Die Zinsen bleiben tief

Wenige Tage später zog die US-Notenbank Fed angesichts der sich abschwächenden Konjunktur nach und senkte ihren Leitzins um 25 Basispunkte auf ein Band zwischen 1,75% bis 2,00%. US-Präsident Trump, dem die Maßnahmen nicht weit genug gingen, kritisierte daraufhin Fed-Chef Powell scharf.
Unter dem Strich bestätigen die jüngsten Notenbank-Entscheidungen aber einmal mehr unsere Einschätzung, dass das globale Zinsniveau noch sehr lange sehr niedrig bleiben wird. Eine Zinswende nach oben wird es unseres Erachtens nicht geben, angesichts der massiven Verschuldung, insbesondere in der Eurozone, nicht geben können. Ende September hatten weltweit Anleihen im Gegenwert von 18 Billionen Euro eine negative Rendite.
Wer einen langen Anlagehorizont hat, sollte sich angesichts des "Permafrosts" beim Zins Gedanken über seine Anlagestrategie machen.
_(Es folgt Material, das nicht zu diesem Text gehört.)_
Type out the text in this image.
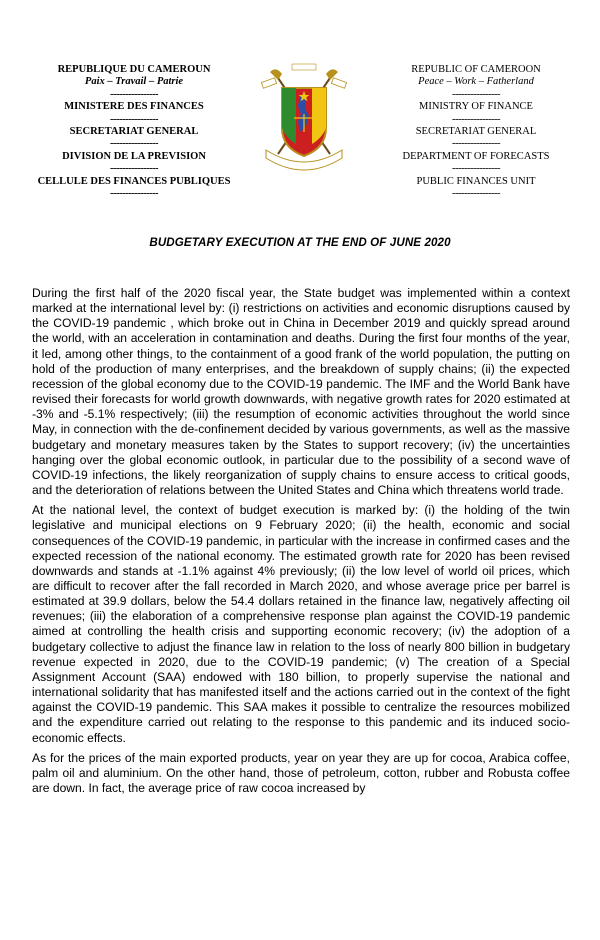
REPUBLIQUE DU CAMEROUN
Paix – Travail – Patrie
----------------
MINISTERE DES FINANCES
----------------
SECRETARIAT GENERAL
----------------
DIVISION DE LA PREVISION
----------------
CELLULE DES FINANCES PUBLIQUES
----------------
REPUBLIC OF CAMEROON
Peace – Work – Fatherland
----------------
MINISTRY OF FINANCE
----------------
SECRETARIAT GENERAL
----------------
DEPARTMENT OF FORECASTS
----------------
PUBLIC FINANCES UNIT
----------------
BUDGETARY EXECUTION AT THE END OF JUNE 2020

During the first half of the 2020 fiscal year, the State budget was implemented within a context marked at the international level by: (i) restrictions on activities and economic disruptions caused by the COVID-19 pandemic , which broke out in China in December 2019 and quickly spread around the world, with an acceleration in contamination and deaths. During the first four months of the year, it led, among other things, to the containment of a good frank of the world population, the putting on hold of the production of many enterprises, and the breakdown of supply chains; (ii) the expected recession of the global economy due to the COVID-19 pandemic. The IMF and the World Bank have revised their forecasts for world growth downwards, with negative growth rates for 2020 estimated at -3% and -5.1% respectively; (iii) the resumption of economic activities throughout the world since May, in connection with the de-confinement decided by various governments, as well as the massive budgetary and monetary measures taken by the States to support recovery; (iv) the uncertainties hanging over the global economic outlook, in particular due to the possibility of a second wave of COVID-19 infections, the likely reorganization of supply chains to ensure access to critical goods, and the deterioration of relations between the United States and China which threatens world trade.

At the national level, the context of budget execution is marked by: (i) the holding of the twin legislative and municipal elections on 9 February 2020; (ii) the health, economic and social consequences of the COVID-19 pandemic, in particular with the increase in confirmed cases and the expected recession of the national economy. The estimated growth rate for 2020 has been revised downwards and stands at -1.1% against 4% previously; (ii) the low level of world oil prices, which are difficult to recover after the fall recorded in March 2020, and whose average price per barrel is estimated at 39.9 dollars, below the 54.4 dollars retained in the finance law, negatively affecting oil revenues; (iii) the elaboration of a comprehensive response plan against the COVID-19 pandemic aimed at controlling the health crisis and supporting economic recovery; (iv) the adoption of a budgetary collective to adjust the finance law in relation to the loss of nearly 800 billion in budgetary revenue expected in 2020, due to the COVID-19 pandemic; (v) The creation of a Special Assignment Account (SAA) endowed with 180 billion, to properly supervise the national and international solidarity that has manifested itself and the actions carried out in the context of the fight against the COVID-19 pandemic. This SAA makes it possible to centralize the resources mobilized and the expenditure carried out relating to the response to this pandemic and its induced socio-economic effects.

As for the prices of the main exported products, year on year they are up for cocoa, Arabica coffee, palm oil and aluminium. On the other hand, those of petroleum, cotton, rubber and Robusta coffee are down. In fact, the average price of raw cocoa increased by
Dies gilt vor allem für jüngere Menschen, denen der Nullzins die Chance raubt, mit sicheren Zinsanlagen für später vorzusorgen. Aber auch für Lebensversicherungen und Pesionskassen, die traditionell den größten Teil ihrer Mittel in Anleihen investiert haben, wird die Sache langsam eng. Sich suchen ihr Heil zunehmend in der Vergabe von Realkrediten (besicherte Darlehen) oder bei Anleihen, die solche Kredite bündeln, um als liquide, sicher und ertragreich zu gelten. Inzwischen entwickelt sich eine ganze Verpackungsindustrie, die davon profitiert, dass ihre Kundschaft regulatorisch gezwungen ist, den größten Teil ihrer Anlagen in sichere bzw. als sicher eingestufte Anleihen zu investieren.
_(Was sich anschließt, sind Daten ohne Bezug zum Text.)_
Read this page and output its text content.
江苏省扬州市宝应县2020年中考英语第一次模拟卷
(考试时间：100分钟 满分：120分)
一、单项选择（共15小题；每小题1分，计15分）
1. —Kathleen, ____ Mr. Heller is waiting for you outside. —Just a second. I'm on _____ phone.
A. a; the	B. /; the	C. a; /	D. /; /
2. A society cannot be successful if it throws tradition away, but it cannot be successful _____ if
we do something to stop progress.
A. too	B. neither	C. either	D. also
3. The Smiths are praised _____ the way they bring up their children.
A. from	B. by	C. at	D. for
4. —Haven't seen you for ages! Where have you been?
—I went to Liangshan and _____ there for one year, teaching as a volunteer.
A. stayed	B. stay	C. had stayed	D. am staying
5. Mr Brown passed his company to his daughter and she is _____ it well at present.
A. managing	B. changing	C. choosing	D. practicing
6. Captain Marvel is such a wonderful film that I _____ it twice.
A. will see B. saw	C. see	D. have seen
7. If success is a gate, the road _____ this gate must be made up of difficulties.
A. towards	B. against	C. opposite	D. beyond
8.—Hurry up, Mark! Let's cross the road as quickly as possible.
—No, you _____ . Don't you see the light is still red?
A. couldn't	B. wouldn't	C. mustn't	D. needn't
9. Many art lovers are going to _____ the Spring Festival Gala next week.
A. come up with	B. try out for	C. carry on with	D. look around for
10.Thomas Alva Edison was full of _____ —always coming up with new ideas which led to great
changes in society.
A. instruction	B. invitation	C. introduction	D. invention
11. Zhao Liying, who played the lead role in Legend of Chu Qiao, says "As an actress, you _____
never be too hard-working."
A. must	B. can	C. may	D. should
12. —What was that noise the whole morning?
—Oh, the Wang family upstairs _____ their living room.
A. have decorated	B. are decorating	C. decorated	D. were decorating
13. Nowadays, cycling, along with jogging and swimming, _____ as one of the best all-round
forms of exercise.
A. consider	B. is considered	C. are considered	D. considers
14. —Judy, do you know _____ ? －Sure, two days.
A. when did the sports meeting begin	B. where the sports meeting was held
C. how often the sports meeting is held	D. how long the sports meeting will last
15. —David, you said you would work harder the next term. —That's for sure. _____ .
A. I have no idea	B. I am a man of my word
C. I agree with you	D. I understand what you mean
Aktien mit bestem Chance-Risiko-Profil

Privatanleger werden mit fantastischen Zinsangeboten obskurer Internetanbieter oder geschlossener Fonds geködert, die hohe laufende Ausschüttungen aus Container-, Schiffs- oder Infrastrukturanlagen versprechen, gerne mit einem grünen Siegel garniert, um auch das Umweltbewusstsein zu adressieren.
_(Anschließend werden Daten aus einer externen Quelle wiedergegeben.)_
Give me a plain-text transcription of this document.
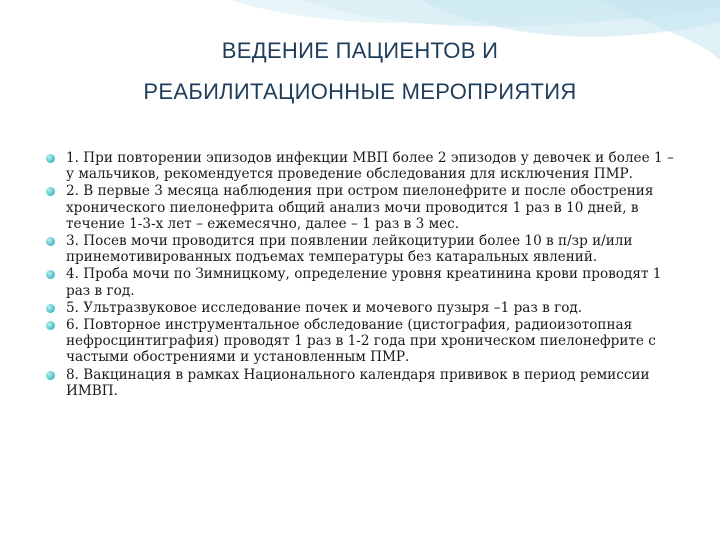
ВЕДЕНИЕ ПАЦИЕНТОВ И
РЕАБИЛИТАЦИОННЫЕ МЕРОПРИЯТИЯ
1. При повторении эпизодов инфекции МВП более 2 эпизодов у девочек и более 1 – у мальчиков, рекомендуется проведение обследования для исключения ПМР.
2. В первые 3 месяца наблюдения при остром пиелонефрите и после обострения хронического пиелонефрита общий анализ мочи проводится 1 раз в 10 дней, в течение 1-3-х лет – ежемесячно, далее – 1 раз в 3 мес.
3. Посев мочи проводится при появлении лейкоцитурии более 10 в п/зр и/или принемотивированных подъемах температуры без катаральных явлений.
4. Проба мочи по Зимницкому, определение уровня креатинина крови проводят 1 раз в год.
5. Ультразвуковое исследование почек и мочевого пузыря –1 раз в год.
6. Повторное инструментальное обследование (цистография, радиоизотопная нефросцинтиграфия) проводят 1 раз в 1-2 года при хроническом пиелонефрите с частыми обострениями и установленным ПМР.
8. Вакцинация в рамках Национального календаря прививок в период ремиссии ИМВП.
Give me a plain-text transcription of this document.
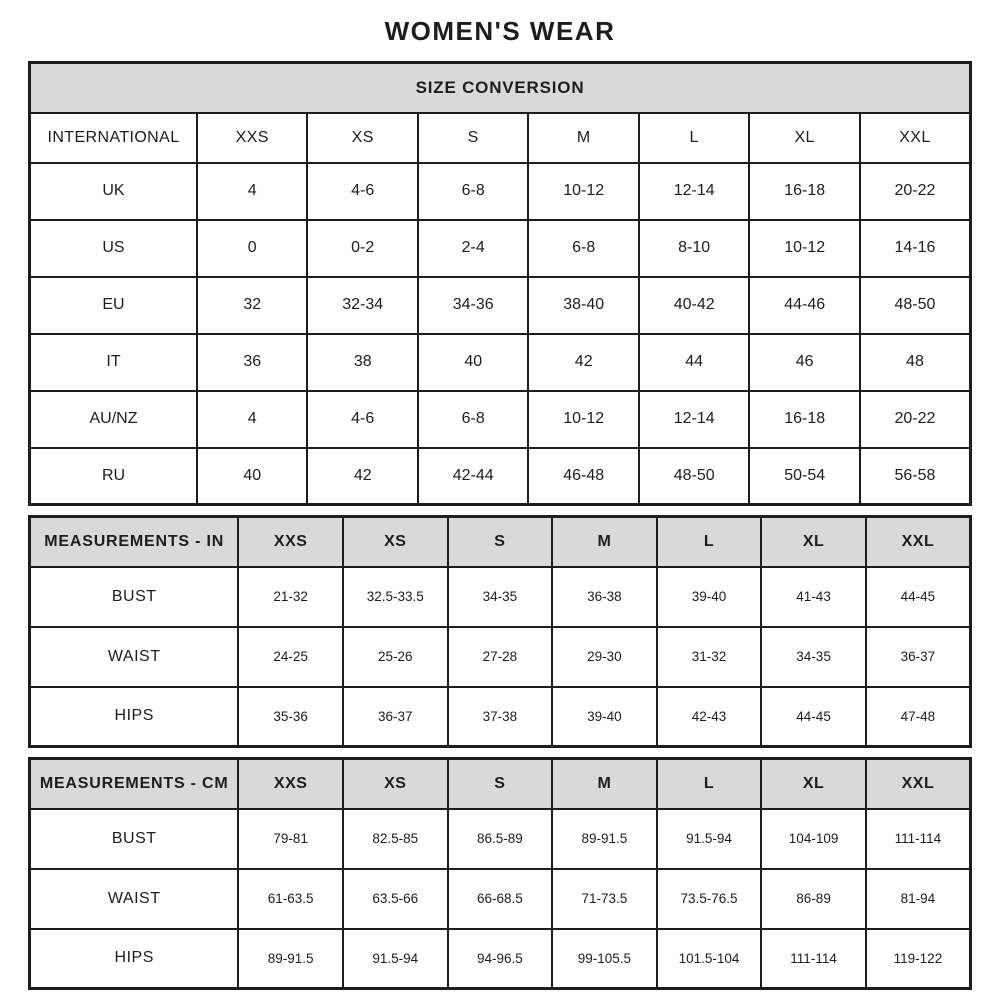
WOMEN'S WEAR
SIZE CONVERSION							
INTERNATIONAL	XXS	XS	S	M	L	XL	XXL
UK	4	4-6	6-8	10-12	12-14	16-18	20-22
US	0	0-2	2-4	6-8	8-10	10-12	14-16
EU	32	32-34	34-36	38-40	40-42	44-46	48-50
IT	36	38	40	42	44	46	48
AU/NZ	4	4-6	6-8	10-12	12-14	16-18	20-22
RU	40	42	42-44	46-48	48-50	50-54	56-58
MEASUREMENTS - IN	XXS	XS	S	M	L	XL	XXL
BUST	21-32	32.5-33.5	34-35	36-38	39-40	41-43	44-45
WAIST	24-25	25-26	27-28	29-30	31-32	34-35	36-37
HIPS	35-36	36-37	37-38	39-40	42-43	44-45	47-48
MEASUREMENTS - CM	XXS	XS	S	M	L	XL	XXL
BUST	79-81	82.5-85	86.5-89	89-91.5	91.5-94	104-109	111-114
WAIST	61-63.5	63.5-66	66-68.5	71-73.5	73.5-76.5	86-89	81-94
HIPS	89-91.5	91.5-94	94-96.5	99-105.5	101.5-104	111-114	119-122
Dagegen wird die einzige Anlageklasse, die hohe laufende Erträge, Liquidität und langfristige Wertsteigerung kombiniert, von vielen Anlegern verschmäht. Während Pensionskassen und Lebensversicherungen diese Abstinenz noch mit regulatorischen Zwängen begründen können, gilt dies für Privatinvestoren, Stiftungen und Pesionsfonds nicht. Wer über einen langen Anlagehorizont verfügt und sein Vermögen auf- oder ausbauen und gegen Inflation schützen möchte, wer Stiftungsprojekte oder langfristige Zahlungsversprechen finanzieren muss, kommt nicht umhin, einen signifikanten Anteil seiner Anlagemittel in Aktien zu investieren. Die damit verbundenden Kursschwankungen mögen kruzfristig unanagenehm sein, sind aber im Vergleich zum sicheren (realen) Verlust der meisten anderen Anlagen das kleinere Übel.
Auf Sicht von fünf bis zehn Jahren werden Aktien von Unternehmen überdurchschnittlicher Qualität mit vergleichsweise sicheren und wachsenden Cashflows unseres Erachtens einen deutlich höheren Gesamtertrag (Kursentwicklung und Dividende) erreichen als alle anderen liquiden Anlageformen.